Linear cost and exponentially convergent approximation of Gaussian Mat\'ern processes
Bolin, David, Mehandiratta, Vaibhav, Simas, Alexandre B.
The computational cost for inference and prediction of statistical models based on Gaussian processes with Mat\'ern covariance functions scales cubicly with the number of observations, limiting their applicability to large data sets. The cost can be reduced in certain special cases, but there are currently no generally applicable exact methods with linear cost. Several approximate methods have been introduced to reduce the cost, but most of these lack theoretical guarantees for the accuracy.
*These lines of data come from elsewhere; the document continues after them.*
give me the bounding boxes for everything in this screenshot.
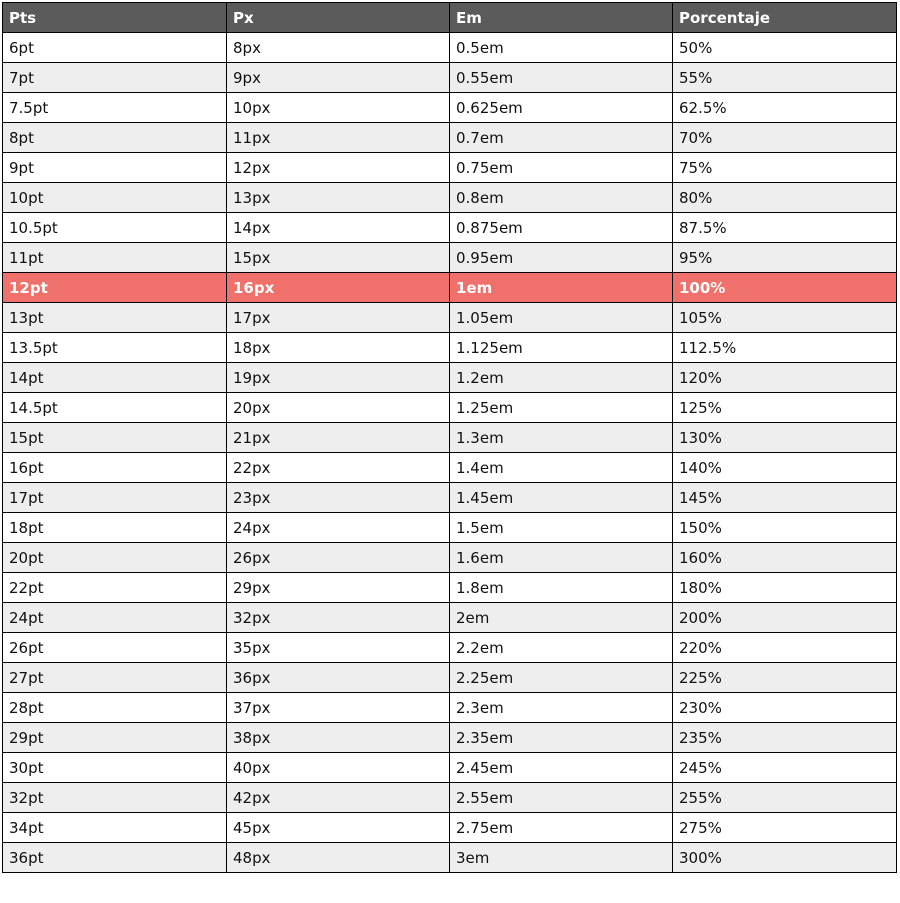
table-row bbox=[3, 333, 897, 363]
em-cell: 1.45em bbox=[450, 483, 673, 513]
table-row bbox=[3, 603, 897, 633]
em-cell: 0.875em bbox=[450, 213, 673, 243]
porcentaje-cell: 105% bbox=[673, 303, 897, 333]
font-size-conversion-table bbox=[2, 2, 897, 873]
em-cell: 2.25em bbox=[450, 663, 673, 693]
px-cell: 23px bbox=[227, 483, 450, 513]
px-cell: 9px bbox=[227, 63, 450, 93]
em-cell: 0.625em bbox=[450, 93, 673, 123]
px-cell: 15px bbox=[227, 243, 450, 273]
table-row bbox=[3, 753, 897, 783]
porcentaje-cell: 245% bbox=[673, 753, 897, 783]
table-row-highlighted bbox=[3, 273, 897, 303]
porcentaje-cell: 70% bbox=[673, 123, 897, 153]
px-cell: 45px bbox=[227, 813, 450, 843]
em-cell: 1.25em bbox=[450, 393, 673, 423]
em-cell: 0.7em bbox=[450, 123, 673, 153]
px-cell: 14px bbox=[227, 213, 450, 243]
porcentaje-cell: 230% bbox=[673, 693, 897, 723]
table-row bbox=[3, 663, 897, 693]
em-cell: 3em bbox=[450, 843, 673, 873]
em-cell: 1.5em bbox=[450, 513, 673, 543]
table-row bbox=[3, 423, 897, 453]
px-cell: 37px bbox=[227, 693, 450, 723]
px-cell: 17px bbox=[227, 303, 450, 333]
porcentaje-cell: 225% bbox=[673, 663, 897, 693]
px-cell: 35px bbox=[227, 633, 450, 663]
em-cell: 0.55em bbox=[450, 63, 673, 93]
px-cell: 48px bbox=[227, 843, 450, 873]
table-row bbox=[3, 363, 897, 393]
pts-cell: 17pt bbox=[3, 483, 227, 513]
table-row bbox=[3, 843, 897, 873]
px-cell: 36px bbox=[227, 663, 450, 693]
em-cell: 0.75em bbox=[450, 153, 673, 183]
em-cell: 2.2em bbox=[450, 633, 673, 663]
porcentaje-cell: 235% bbox=[673, 723, 897, 753]
em-cell: 0.5em bbox=[450, 33, 673, 63]
px-cell: 10px bbox=[227, 93, 450, 123]
pts-cell: 34pt bbox=[3, 813, 227, 843]
column-header-px: Px bbox=[227, 3, 450, 33]
table-row bbox=[3, 123, 897, 153]
table-row bbox=[3, 153, 897, 183]
porcentaje-cell: 275% bbox=[673, 813, 897, 843]
px-cell: 11px bbox=[227, 123, 450, 153]
porcentaje-cell: 100% bbox=[673, 273, 897, 303]
porcentaje-cell: 50% bbox=[673, 33, 897, 63]
table-row bbox=[3, 783, 897, 813]
pts-cell: 30pt bbox=[3, 753, 227, 783]
px-cell: 42px bbox=[227, 783, 450, 813]
pts-cell: 27pt bbox=[3, 663, 227, 693]
table-row bbox=[3, 513, 897, 543]
pts-cell: 8pt bbox=[3, 123, 227, 153]
pts-cell: 12pt bbox=[3, 273, 227, 303]
header-row bbox=[3, 3, 897, 33]
pts-cell: 14pt bbox=[3, 363, 227, 393]
em-cell: 2.45em bbox=[450, 753, 673, 783]
porcentaje-cell: 55% bbox=[673, 63, 897, 93]
table-row bbox=[3, 393, 897, 423]
em-cell: 0.8em bbox=[450, 183, 673, 213]
table-row bbox=[3, 63, 897, 93]
px-cell: 16px bbox=[227, 273, 450, 303]
table-row bbox=[3, 543, 897, 573]
porcentaje-cell: 75% bbox=[673, 153, 897, 183]
pts-cell: 22pt bbox=[3, 573, 227, 603]
pts-cell: 16pt bbox=[3, 453, 227, 483]
table-row bbox=[3, 453, 897, 483]
table-body bbox=[3, 33, 897, 873]
pts-cell: 28pt bbox=[3, 693, 227, 723]
em-cell: 1.3em bbox=[450, 423, 673, 453]
pts-cell: 13.5pt bbox=[3, 333, 227, 363]
pts-cell: 7pt bbox=[3, 63, 227, 93]
px-cell: 32px bbox=[227, 603, 450, 633]
pts-cell: 14.5pt bbox=[3, 393, 227, 423]
porcentaje-cell: 120% bbox=[673, 363, 897, 393]
porcentaje-cell: 80% bbox=[673, 183, 897, 213]
table-row bbox=[3, 693, 897, 723]
pts-cell: 11pt bbox=[3, 243, 227, 273]
px-cell: 22px bbox=[227, 453, 450, 483]
pts-cell: 26pt bbox=[3, 633, 227, 663]
porcentaje-cell: 140% bbox=[673, 453, 897, 483]
porcentaje-cell: 130% bbox=[673, 423, 897, 453]
porcentaje-cell: 62.5% bbox=[673, 93, 897, 123]
em-cell: 1.6em bbox=[450, 543, 673, 573]
porcentaje-cell: 95% bbox=[673, 243, 897, 273]
px-cell: 8px bbox=[227, 33, 450, 63]
pts-cell: 18pt bbox=[3, 513, 227, 543]
px-cell: 40px bbox=[227, 753, 450, 783]
pts-cell: 15pt bbox=[3, 423, 227, 453]
porcentaje-cell: 112.5% bbox=[673, 333, 897, 363]
pts-cell: 20pt bbox=[3, 543, 227, 573]
table-header bbox=[3, 3, 897, 33]
pts-cell: 7.5pt bbox=[3, 93, 227, 123]
table-row bbox=[3, 33, 897, 63]
pts-cell: 29pt bbox=[3, 723, 227, 753]
em-cell: 2em bbox=[450, 603, 673, 633]
px-cell: 21px bbox=[227, 423, 450, 453]
porcentaje-cell: 87.5% bbox=[673, 213, 897, 243]
px-cell: 38px bbox=[227, 723, 450, 753]
pts-cell: 32pt bbox=[3, 783, 227, 813]
pts-cell: 10pt bbox=[3, 183, 227, 213]
em-cell: 1.05em bbox=[450, 303, 673, 333]
column-header-porcentaje: Porcentaje bbox=[673, 3, 897, 33]
table-row bbox=[3, 573, 897, 603]
px-cell: 18px bbox=[227, 333, 450, 363]
em-cell: 1.4em bbox=[450, 453, 673, 483]
px-cell: 13px bbox=[227, 183, 450, 213]
column-header-em: Em bbox=[450, 3, 673, 33]
em-cell: 2.35em bbox=[450, 723, 673, 753]
table-row bbox=[3, 483, 897, 513]
px-cell: 24px bbox=[227, 513, 450, 543]
table-row bbox=[3, 813, 897, 843]
column-header-pts: Pts bbox=[3, 3, 227, 33]
pts-cell: 10.5pt bbox=[3, 213, 227, 243]
porcentaje-cell: 300% bbox=[673, 843, 897, 873]
px-cell: 12px bbox=[227, 153, 450, 183]
table-row bbox=[3, 723, 897, 753]
table-row bbox=[3, 93, 897, 123]
px-cell: 29px bbox=[227, 573, 450, 603]
pts-cell: 9pt bbox=[3, 153, 227, 183]
pts-cell: 6pt bbox=[3, 33, 227, 63]
px-cell: 19px bbox=[227, 363, 450, 393]
em-cell: 2.75em bbox=[450, 813, 673, 843]
px-cell: 20px bbox=[227, 393, 450, 423]
em-cell: 0.95em bbox=[450, 243, 673, 273]
porcentaje-cell: 125% bbox=[673, 393, 897, 423]
porcentaje-cell: 160% bbox=[673, 543, 897, 573]
porcentaje-cell: 145% bbox=[673, 483, 897, 513]
em-cell: 1.125em bbox=[450, 333, 673, 363]
pts-cell: 24pt bbox=[3, 603, 227, 633]
table-row bbox=[3, 213, 897, 243]
em-cell: 1.8em bbox=[450, 573, 673, 603]
pts-cell: 36pt bbox=[3, 843, 227, 873]
table-row bbox=[3, 183, 897, 213]
em-cell: 1em bbox=[450, 273, 673, 303]
porcentaje-cell: 255% bbox=[673, 783, 897, 813]
em-cell: 2.55em bbox=[450, 783, 673, 813]
em-cell: 2.3em bbox=[450, 693, 673, 723]
porcentaje-cell: 150% bbox=[673, 513, 897, 543]
pts-cell: 13pt bbox=[3, 303, 227, 333]
table-row bbox=[3, 633, 897, 663]
table-row bbox=[3, 243, 897, 273]
px-cell: 26px bbox=[227, 543, 450, 573]
porcentaje-cell: 180% bbox=[673, 573, 897, 603]
em-cell: 1.2em bbox=[450, 363, 673, 393]
table-row bbox=[3, 303, 897, 333]
porcentaje-cell: 220% bbox=[673, 633, 897, 663]
porcentaje-cell: 200% bbox=[673, 603, 897, 633]
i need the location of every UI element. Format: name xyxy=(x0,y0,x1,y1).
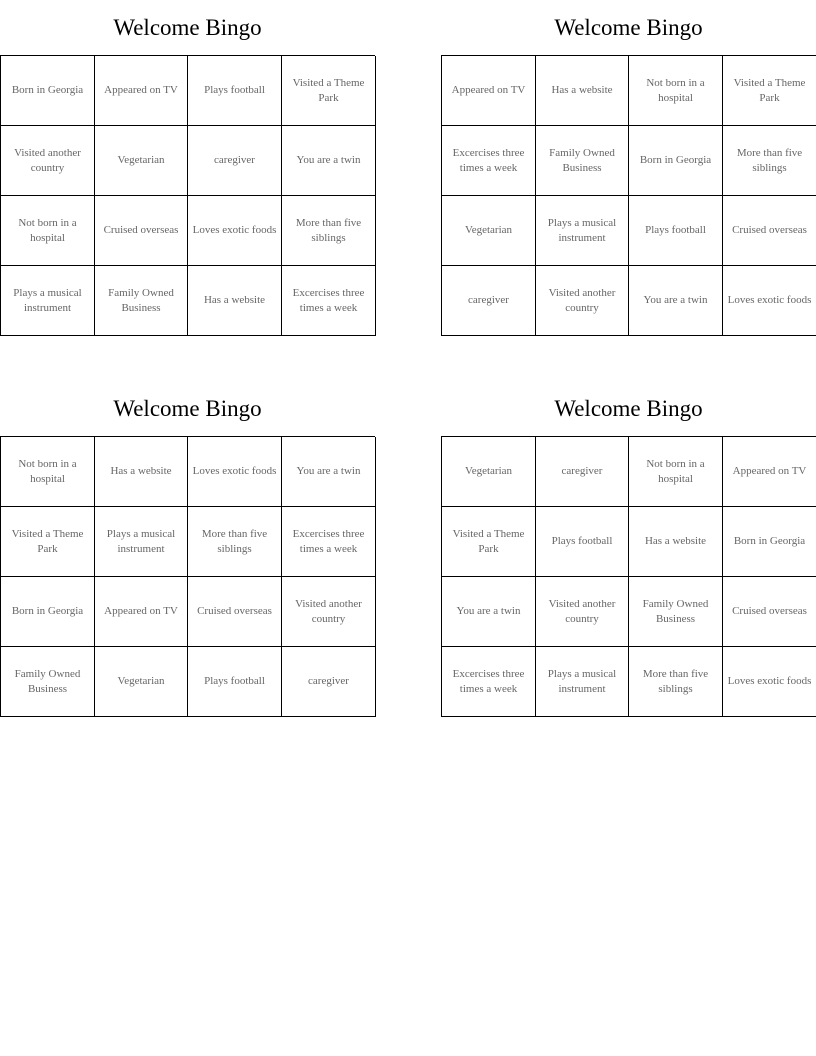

We consider Gaussian processes on bounded intervals with Mat\'ern covariance functions and for the first time develop a generally applicable method with linear cost and with a covariance error that decreases exponentially fast in the order $m$ of the proposed approximation. The method is based on an optimal rational approximation of the spectral density and results in an approximation that can be represented as a sum of $m$ independent Gaussian Markov processes, which facilitates easy usage in general software for statistical inference, enabling its efficient implementation in general statistical inference software packages. Besides the theoretical justifications, we demonstrate the accuracy empirically through carefully designed simulation studies which show that the method outperforms all state-of-the-art alternatives in terms of accuracy for a fixed computational cost in statistical tasks such as Gaussian process regression.